Businesses Vacate at Fastest Pace in Years, Pressuring Landlords and Their Lenders
Businesses are dumping office space at the fastest pace since the months after the Sept. 11 attacks, increasing the financial stress on commercial-real-estate owners and their lenders, many of them already ailing financial institutions.
Nationwide, rents on office properties -- including landlord concessions and discounts -- were flat in the third quarter, the worst result for office-property owners since late 2004 -- when commercial real estate began to emerge from a prolonged slump, according to Reis Inc., a New York real-estate research firm.
Rent stagnation and increasing vacancies put "strain on borrowers to make payments on mortgages," said Sam Chandan, Reis's chief economist. "It hasn't shown up yet in terms of delinquency rates, but this is clearly an issue we need to be very attentive to," he said. Almost every type of financial institution, from community banks to Wall Street, lends to office-building owners.
The office market in suburban areas and smaller cities has been declining throughout the year. But now, with a recession looking inevitable, the pain is spreading to most large metropolitan areas. Previously immune cities such as San Francisco and Boston saw vacancy-rate increases in the third quarter. San Francisco's vacancy rate rose 0.6 percentage point to 9.9% in the quarter. Boston's rate rose 0.8 percentage point to 11.7%.
Of the 79 markets Reis tracks, vacancy rates increased in 66. Rents declined or were flat in 40.
For the third quarter in a row, businesses vacated more space than they took nationwide, a phenomenon known as negative absorption. About 18 million square feet of space were emptied, the most since the first quarter of 2002, when 23 million square feet were vacated. With the addition of 11.5 million square feet of new space, the nation's office vacancy rate rose 0.5 percentage point to 13.6%, the biggest increase since the months following 9/11.
Commercial real estate so far has fared much better than residential. Cash flows of most properties have stayed healthy and delinquency rates on commercial mortgages have remained low. Unlike the real-estate collapse of the early 1990s, the market also hasn't suffered from overdevelopment.
But the office sector has been suffering declining values from the shortage of financing. Now the problems are beginning to be compounded by declining rent, rising vacancies and mounting expenses for attracting and retaining tenants. This will add to the strain on financial institutions that already have been stuck with tens of billions of dollars of commercial-real-estate debt and securities. Many of them may choose to sell this troubled debt to the government if Congress passes the proposed bailout legislation.
Because real estate moves slowly, the financial turmoil of the past few weeks hasn't yet showed up in the numbers. Mr. Chandan predicted the bank failures and consolidations will be reflected in office space later this year and in 2009.
Even so, the once-strong New York City market is showing signs of cracking. Its vacancy rate rose 0.4 percentage point to 6.1%, still the lowest in the nation. But property owners are already sensing the downturn.
Douglas Durst, a major New York City office-building developer who owns more than 8.5 million square feet of office space, said tenants are pulling back from leasing deals. For example, one of his tenants just backed out of a plan to move from 25,000 square feet in one of his Third Avenue buildings into 40,000 square feet in another. "Anybody who can delay, will," he said.

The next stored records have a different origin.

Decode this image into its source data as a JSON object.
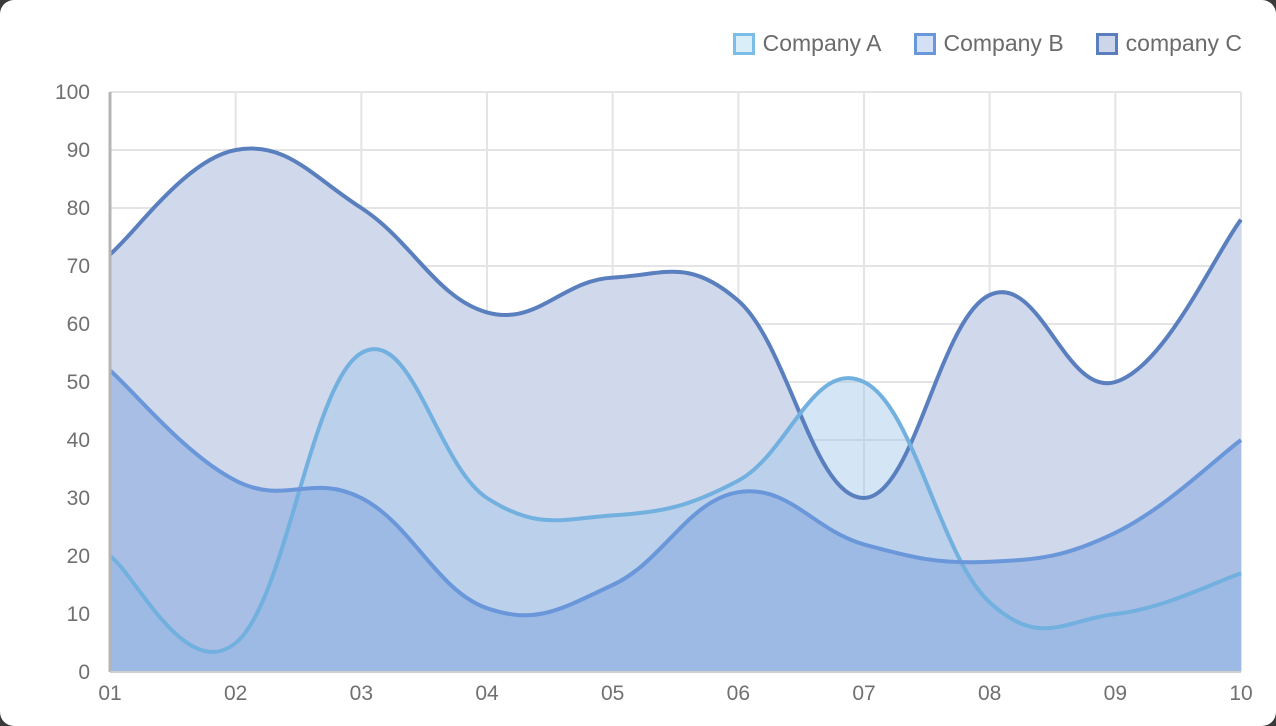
{
  "chart_data": {
    "type": "area",
    "title": "",
    "xlabel": "",
    "ylabel": "",
    "categories": [
      "01",
      "02",
      "03",
      "04",
      "05",
      "06",
      "07",
      "08",
      "09",
      "10"
    ],
    "ylim": [
      0,
      100
    ],
    "yticks": [
      0,
      10,
      20,
      30,
      40,
      50,
      60,
      70,
      80,
      90,
      100
    ],
    "grid": true,
    "legend_position": "top-right",
    "smooth": true,
    "series": [
      {
        "name": "Company A",
        "values": [
          20,
          5,
          55,
          30,
          27,
          33,
          50,
          12,
          10,
          17
        ],
        "stroke": "#72b0df",
        "fill": "#d6ecf7"
      },
      {
        "name": "Company B",
        "values": [
          52,
          33,
          30,
          11,
          15,
          31,
          22,
          19,
          24,
          40
        ],
        "stroke": "#6a96da",
        "fill": "#cfdcf3"
      },
      {
        "name": "company C",
        "values": [
          72,
          90,
          80,
          62,
          68,
          64,
          30,
          65,
          50,
          78
        ],
        "stroke": "#5a7fbf",
        "fill": "#cdd5e8"
      }
    ]
  },
  "legend": [
    {
      "label": "Company A"
    },
    {
      "label": "Company B"
    },
    {
      "label": "company C"
    }
  ]
}
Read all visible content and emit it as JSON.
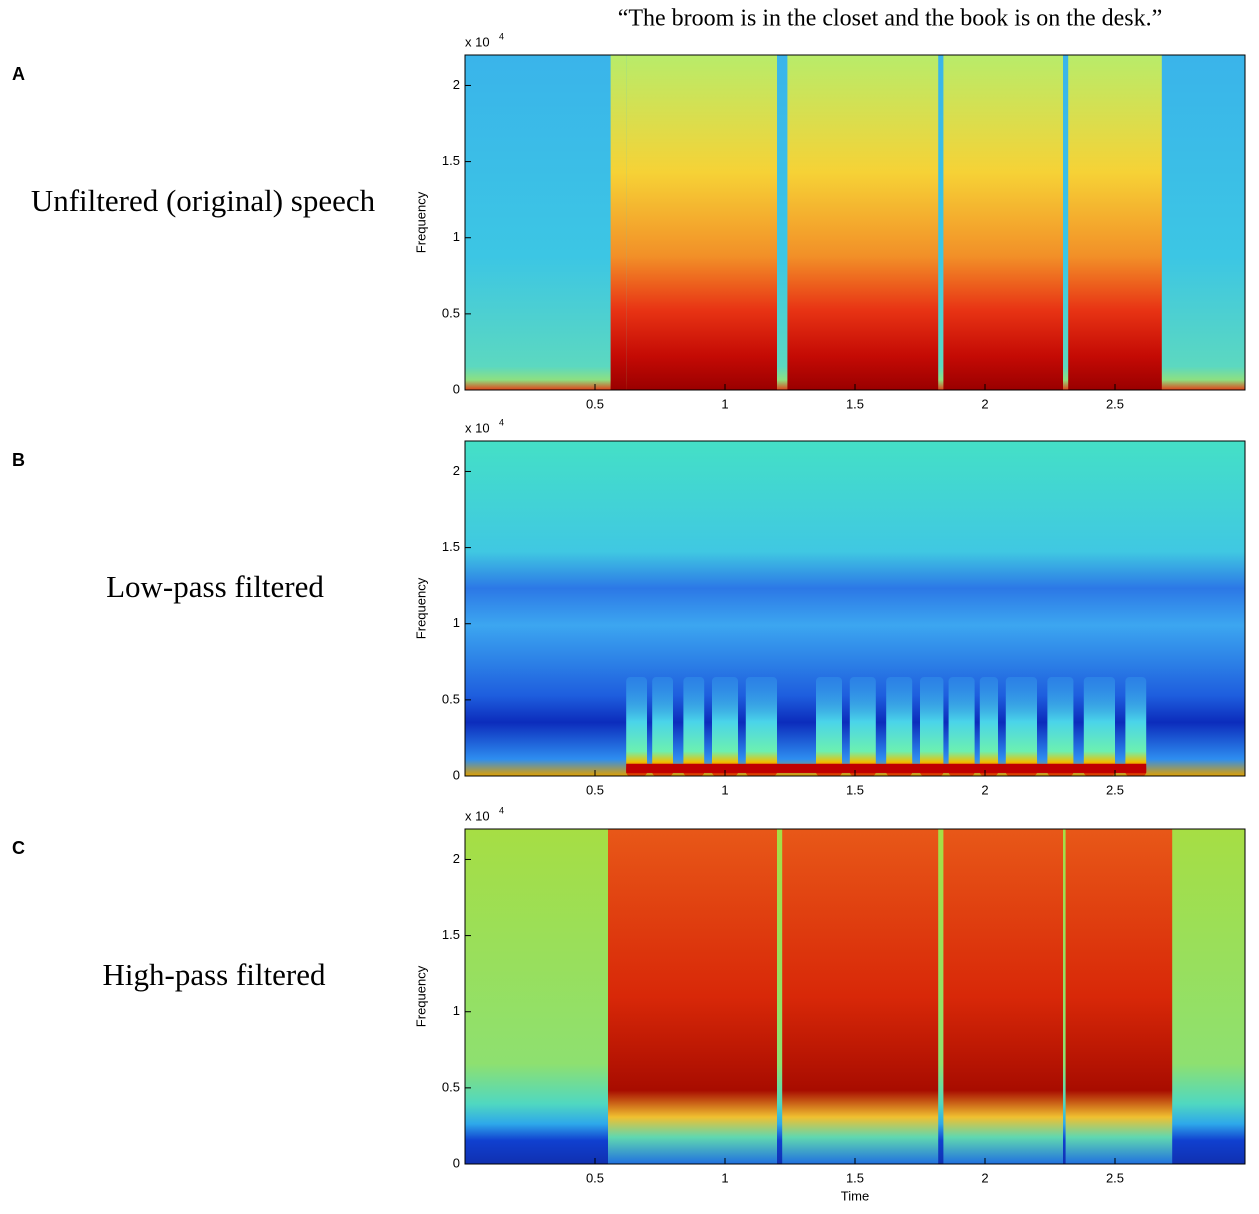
{
  "caption": "“The broom is in the closet and the book is on the desk.”",
  "chart_data": [
    {
      "type": "spectrogram",
      "label": "A",
      "title": "Unfiltered (original) speech",
      "ylabel": "Frequency",
      "y_multiplier": "x 10",
      "y_multiplier_exponent": "4",
      "xlim": [
        0,
        3
      ],
      "ylim": [
        0,
        2.2
      ],
      "xticks": [
        0.5,
        1,
        1.5,
        2,
        2.5
      ],
      "yticks": [
        0,
        0.5,
        1,
        1.5,
        2
      ]
    },
    {
      "type": "spectrogram",
      "label": "B",
      "title": "Low-pass filtered",
      "ylabel": "Frequency",
      "y_multiplier": "x 10",
      "y_multiplier_exponent": "4",
      "xlim": [
        0,
        3
      ],
      "ylim": [
        0,
        2.2
      ],
      "xticks": [
        0.5,
        1,
        1.5,
        2,
        2.5
      ],
      "yticks": [
        0,
        0.5,
        1,
        1.5,
        2
      ]
    },
    {
      "type": "spectrogram",
      "label": "C",
      "title": "High-pass filtered",
      "ylabel": "Frequency",
      "xlabel": "Time",
      "y_multiplier": "x 10",
      "y_multiplier_exponent": "4",
      "xlim": [
        0,
        3
      ],
      "ylim": [
        0,
        2.2
      ],
      "xticks": [
        0.5,
        1,
        1.5,
        2,
        2.5
      ],
      "yticks": [
        0,
        0.5,
        1,
        1.5,
        2
      ]
    }
  ]
}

In another financial-services-heavy city, Charlotte, N.C. Charlotte's main real-estate profitcomes from its Charlotte Condos. Many real-estate players are holding their breath to see how Wachovia Corp.'s acquisition by Citigroup Inc. will affect office usage there. "It's still up in the air. We're in the eye of the storm," said Mike Kemmet, a vice president of real-estate brokerage Colliers Pinkard. Wachovia had been slated to move into a 48-story office tower, now under construction. Citigroup hasn't detailed its integration plans. The vacancy rate in Charlotte rose 0.4 percentage point to 11.9%.
The worst-hit office markets continue to be the ones bearing the brunt of the housing crisis. Businesses tied to the housing industry, such as home builders, engineers and mortgage lenders, have evaporated, leaving behind acres of empty cubicles.
The San Bernardino-Riverside, Calif., area saw its office-vacancy rate increase 2.6 percentage points in the third quarter and is up 6.8 percentage points in the past 12 months to 18.4%. Rents there declined 1.9% to an average of $18.88 a square foot last quarter.
Another hard-hit market is Tampa-St. Petersburg, Fla. Its vacancy rate grew 1.7 percentage points last quarter to 15%. Rents fell 1.8%. Alan Feldshue, managing director of office services at Colliers Arnold, a real-estate brokerage in Clearwater, Fla., said tenants are holding off on leases, wary in general of the economy. Companies that are willing to expand, are getting showered with so-called landlord incentives, such as several months of free rent and renovation and moving allowances. "If you are tenant out there, it's a great time," he said.